June 18, 2013

Massachusetts Employers May Be Liable to Out-of-State Employees Misclassified as Independent Contractors

Holland & Knight Alert
Paul G. Lannon

Massachusetts employers have long labored under the strictures of the Massachusetts independent contractor statute, General Laws c. 149, §148B, which makes it exceptionally difficult to engage workers in Massachusetts as independent contractors rather than employees. A misclassification, coupled with a failure to pay overtime, can result in liability for treble damages plus attorneys' fees. But can employers also be held liable under Massachusetts law even when the misclassified employees do not live or work in the state? Yes, they can, says a recent opinion from the Massachusetts Supreme Judicial Court.
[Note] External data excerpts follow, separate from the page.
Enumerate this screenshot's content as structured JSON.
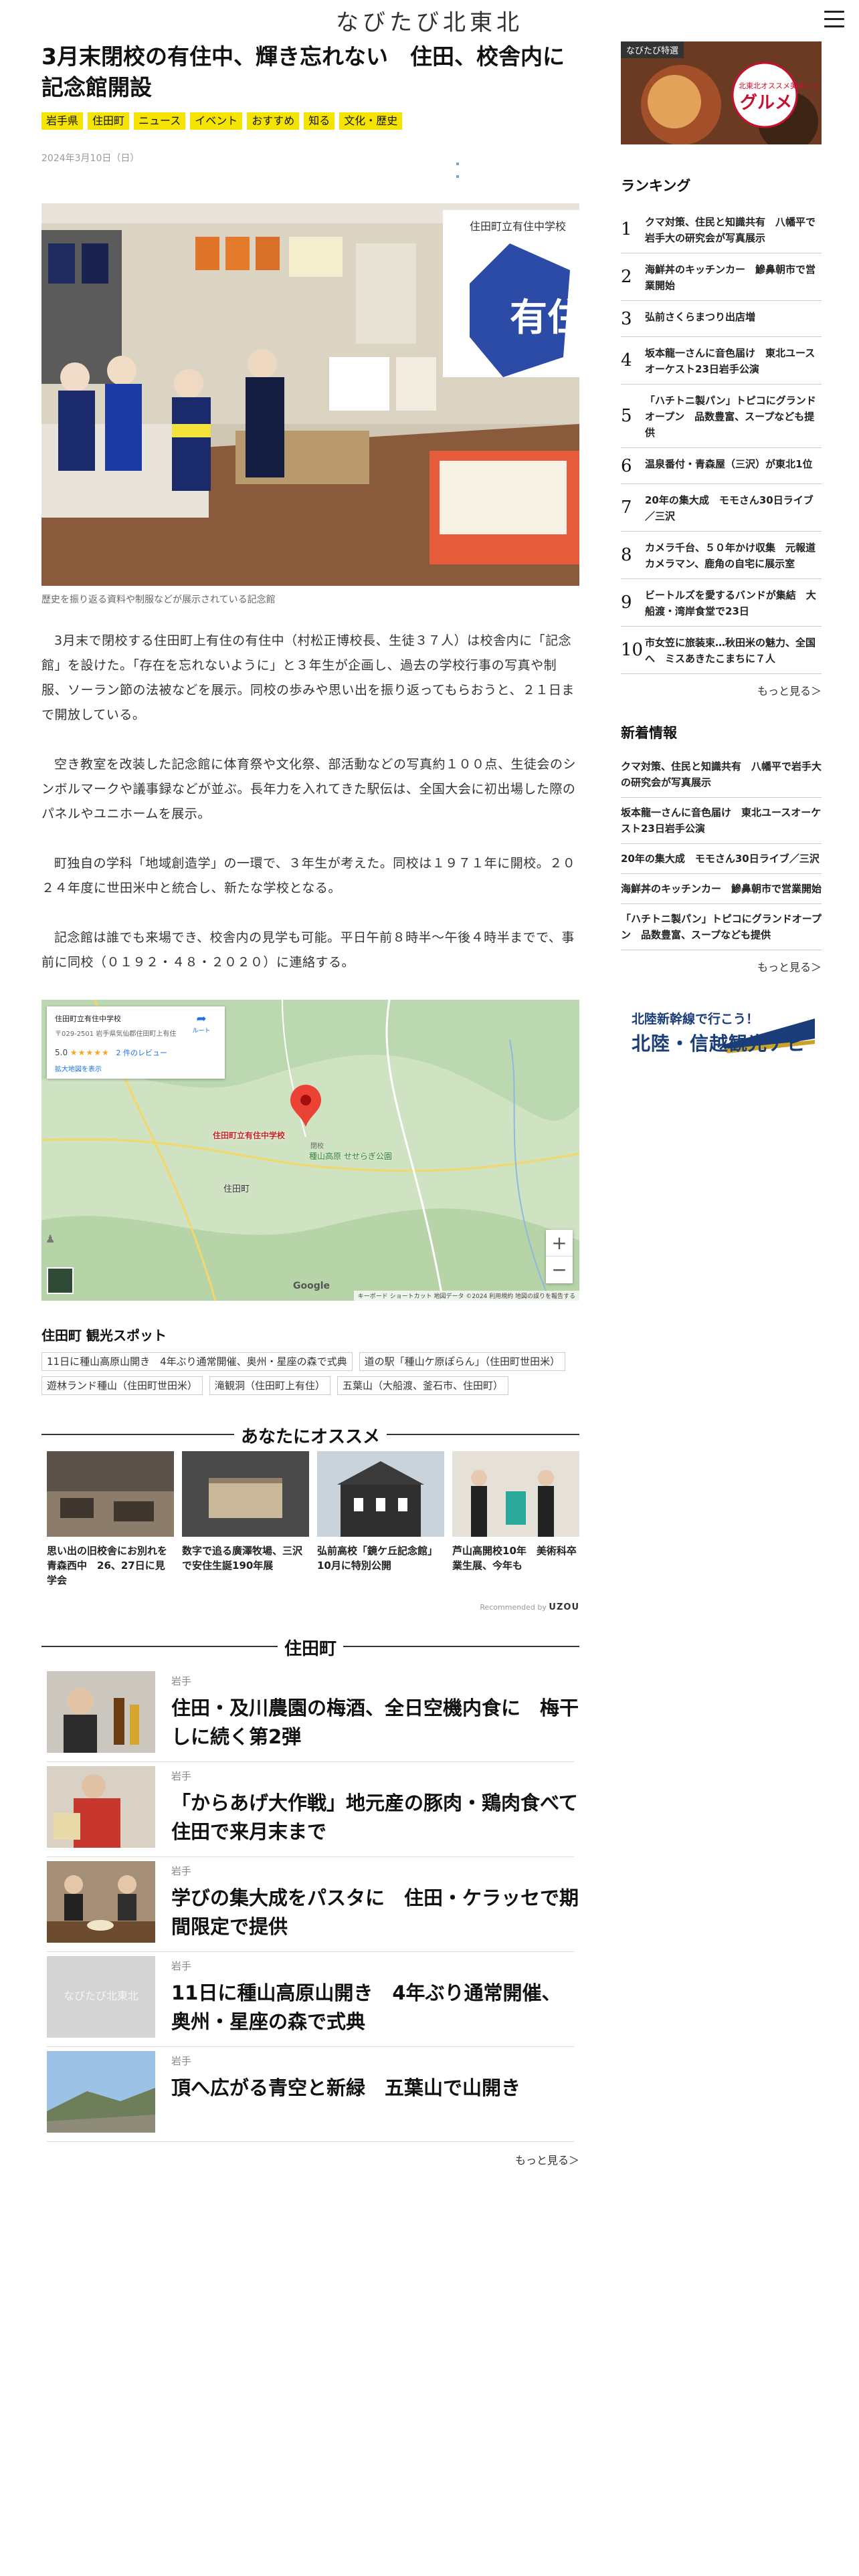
{
  "site": {
    "logo": "なびたび北東北"
  },
  "article": {
    "title": "3月末閉校の有住中、輝き忘れない　住田、校舎内に記念館開設",
    "tags": [
      "岩手県",
      "住田町",
      "ニュース",
      "イベント",
      "おすすめ",
      "知る",
      "文化・歴史"
    ],
    "date": "2024年3月10日（日）",
    "photo_caption": "歴史を振り返る資料や制服などが展示されている記念館",
    "photo_sign": "有住",
    "photo_board": "住田町立有住中学校",
    "paragraphs": [
      "3月末で閉校する住田町上有住の有住中（村松正博校長、生徒３７人）は校舎内に「記念館」を設けた。「存在を忘れないように」と３年生が企画し、過去の学校行事の写真や制服、ソーラン節の法被などを展示。同校の歩みや思い出を振り返ってもらおうと、２１日まで開放している。",
      "空き教室を改装した記念館に体育祭や文化祭、部活動などの写真約１００点、生徒会のシンボルマークや議事録などが並ぶ。長年力を入れてきた駅伝は、全国大会に初出場した際のパネルやユニホームを展示。",
      "町独自の学科「地域創造学」の一環で、３年生が考えた。同校は１９７１年に開校。２０２４年度に世田米中と統合し、新たな学校となる。",
      "記念館は誰でも来場でき、校舎内の見学も可能。平日午前８時半〜午後４時半までで、事前に同校（０１９２・４８・２０２０）に連絡する。"
    ]
  },
  "map": {
    "info_title": "住田町立有住中学校",
    "info_address": "〒029-2501 岩手県気仙郡住田町上有住",
    "info_rating": "5.0",
    "info_stars": "★★★★★",
    "info_reviews": "2 件のレビュー",
    "info_link": "拡大地図を表示",
    "directions": "ルート",
    "pin_label": "住田町立有住中学校",
    "pin_sub": "閉校",
    "town": "住田町",
    "park": "種山高原 せせらぎ公園",
    "google": "Google",
    "footer": "キーボード ショートカット  地図データ ©2024  利用規約  地図の誤りを報告する",
    "zoom_in": "+",
    "zoom_out": "−"
  },
  "spots": {
    "title": "住田町 観光スポット",
    "items": [
      "11日に種山高原山開き　4年ぶり通常開催、奥州・星座の森で式典",
      "道の駅「種山ケ原ぽらん」（住田町世田米）",
      "遊林ランド種山（住田町世田米）",
      "滝観洞（住田町上有住）",
      "五葉山（大船渡、釜石市、住田町）"
    ]
  },
  "recommend": {
    "title": "あなたにオススメ",
    "items": [
      {
        "text": "思い出の旧校舎にお別れを　青森西中　26、27日に見学会"
      },
      {
        "text": "数字で追る廣澤牧場、三沢で安住生誕190年展"
      },
      {
        "text": "弘前高校「鏡ケ丘記念館」10月に特別公開"
      },
      {
        "text": "芦山高開校10年　美術科卒業生展、今年も"
      }
    ],
    "credit_prefix": "Recommended by",
    "credit_brand": "UZOU"
  },
  "local": {
    "title": "住田町",
    "items": [
      {
        "pref": "岩手",
        "title": "住田・及川農園の梅酒、全日空機内食に　梅干しに続く第2弾"
      },
      {
        "pref": "岩手",
        "title": "「からあげ大作戦」地元産の豚肉・鶏肉食べて　住田で来月末まで"
      },
      {
        "pref": "岩手",
        "title": "学びの集大成をパスタに　住田・ケラッセで期間限定で提供"
      },
      {
        "pref": "岩手",
        "title": "11日に種山高原山開き　4年ぶり通常開催、奥州・星座の森で式典"
      },
      {
        "pref": "岩手",
        "title": "頂へ広がる青空と新緑　五葉山で山開き"
      }
    ],
    "placeholder_logo": "なびたび北東北",
    "more": "もっと見る＞"
  },
  "sidebar": {
    "banner_label": "なびたび特選",
    "banner_text": "グルメ",
    "banner_sub": "北東北オススメ美味ニュース",
    "ranking_title": "ランキング",
    "ranking": [
      {
        "num": "1",
        "text": "クマ対策、住民と知識共有　八幡平で岩手大の研究会が写真展示"
      },
      {
        "num": "2",
        "text": "海鮮丼のキッチンカー　鰺鼻朝市で営業開始"
      },
      {
        "num": "3",
        "text": "弘前さくらまつり出店増"
      },
      {
        "num": "4",
        "text": "坂本龍一さんに音色届け　東北ユースオーケスト23日岩手公演"
      },
      {
        "num": "5",
        "text": "「ハチトニ製パン」トピコにグランドオープン　品数豊富、スープなども提供"
      },
      {
        "num": "6",
        "text": "温泉番付・青森屋（三沢）が東北1位"
      },
      {
        "num": "7",
        "text": "20年の集大成　モモさん30日ライブ／三沢"
      },
      {
        "num": "8",
        "text": "カメラ千台、５０年かけ収集　元報道カメラマン、鹿角の自宅に展示室"
      },
      {
        "num": "9",
        "text": "ビートルズを愛するバンドが集結　大船渡・湾岸食堂で23日"
      },
      {
        "num": "10",
        "text": "市女笠に旅装束…秋田米の魅力、全国へ　ミスあきたこまちに７人"
      }
    ],
    "ranking_more": "もっと見る＞",
    "news_title": "新着情報",
    "news": [
      "クマ対策、住民と知識共有　八幡平で岩手大の研究会が写真展示",
      "坂本龍一さんに音色届け　東北ユースオーケスト23日岩手公演",
      "20年の集大成　モモさん30日ライブ／三沢",
      "海鮮丼のキッチンカー　鰺鼻朝市で営業開始",
      "「ハチトニ製パン」トピコにグランドオープン　品数豊富、スープなども提供"
    ],
    "news_more": "もっと見る＞",
    "banner2_top": "北陸新幹線で行こう！",
    "banner2_main": "北陸・信越観光ナビ"
  }
}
In Taylor v. Eastern Connecticut Operating, Inc., a decision issued May 17, 2013, the court directly answered the question of whether "individuals who live and work outside of Massachusetts for a corporation headquartered in Massachusetts may bring an action in a Massachusetts court to enforce certain Massachusetts independent contractor, wage and overtime pay statutes." The plaintiffs lived and worked in New York as couriers for the defendant company, which was headquartered in Massachusetts. The plaintiffs contracted with the company to provide courier services as independent contractors. Their agreement stipulated that Massachusetts law governed the relationship. When the couriers filed suit alleging that they were misclassified and are owed overtime pay, the company argued that the Massachusetts independent contractor statute should not apply to work performed in other states by non-Massachusetts residents. The court disagreed, finding no limitation on the statute's geographic reach. The court held similarly that the couriers' claim for overtime wages could proceed as well.
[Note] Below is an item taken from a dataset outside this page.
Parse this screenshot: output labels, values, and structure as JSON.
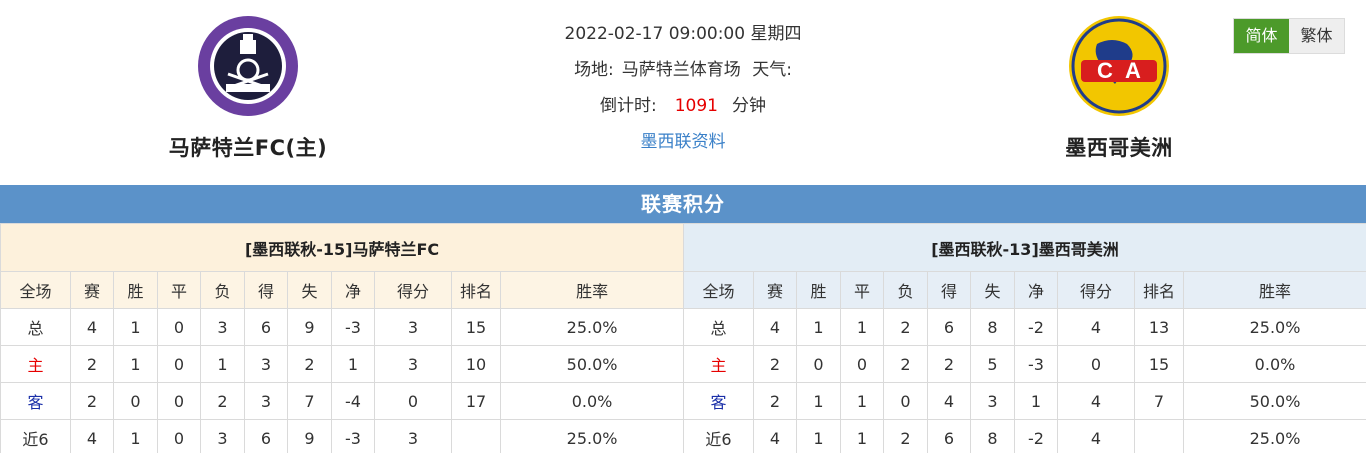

Choice of Law Provision Is Key

The critical inquiry, therefore, is not whether these Massachusetts statutes can apply to work performed in other states — they can — but whether Massachusetts law or the law of another state should apply to the particular circumstances of each case. In Taylor, the court upheld the choice of law provision drafted by the employer. Absent such a contract provision, Massachusetts courts will apply a functional choice of law analysis, which looks at several factors including competing public policy implications and which state has the more substantial relationship to the dispute.

There are at least three lessons for Massachusetts employers to draw from the Taylor decision:

  1. The Massachusetts independent contractor and overtime pay statutes may apply to non-residents working outside the state.
  2. Independent contractor classifications and overtime pay procedures should be audited regularly, and the audits should include work performed in other states.
  3. Employers should consider designating the laws of other states to govern agreements with independent contractors who provide services outside Massachusetts.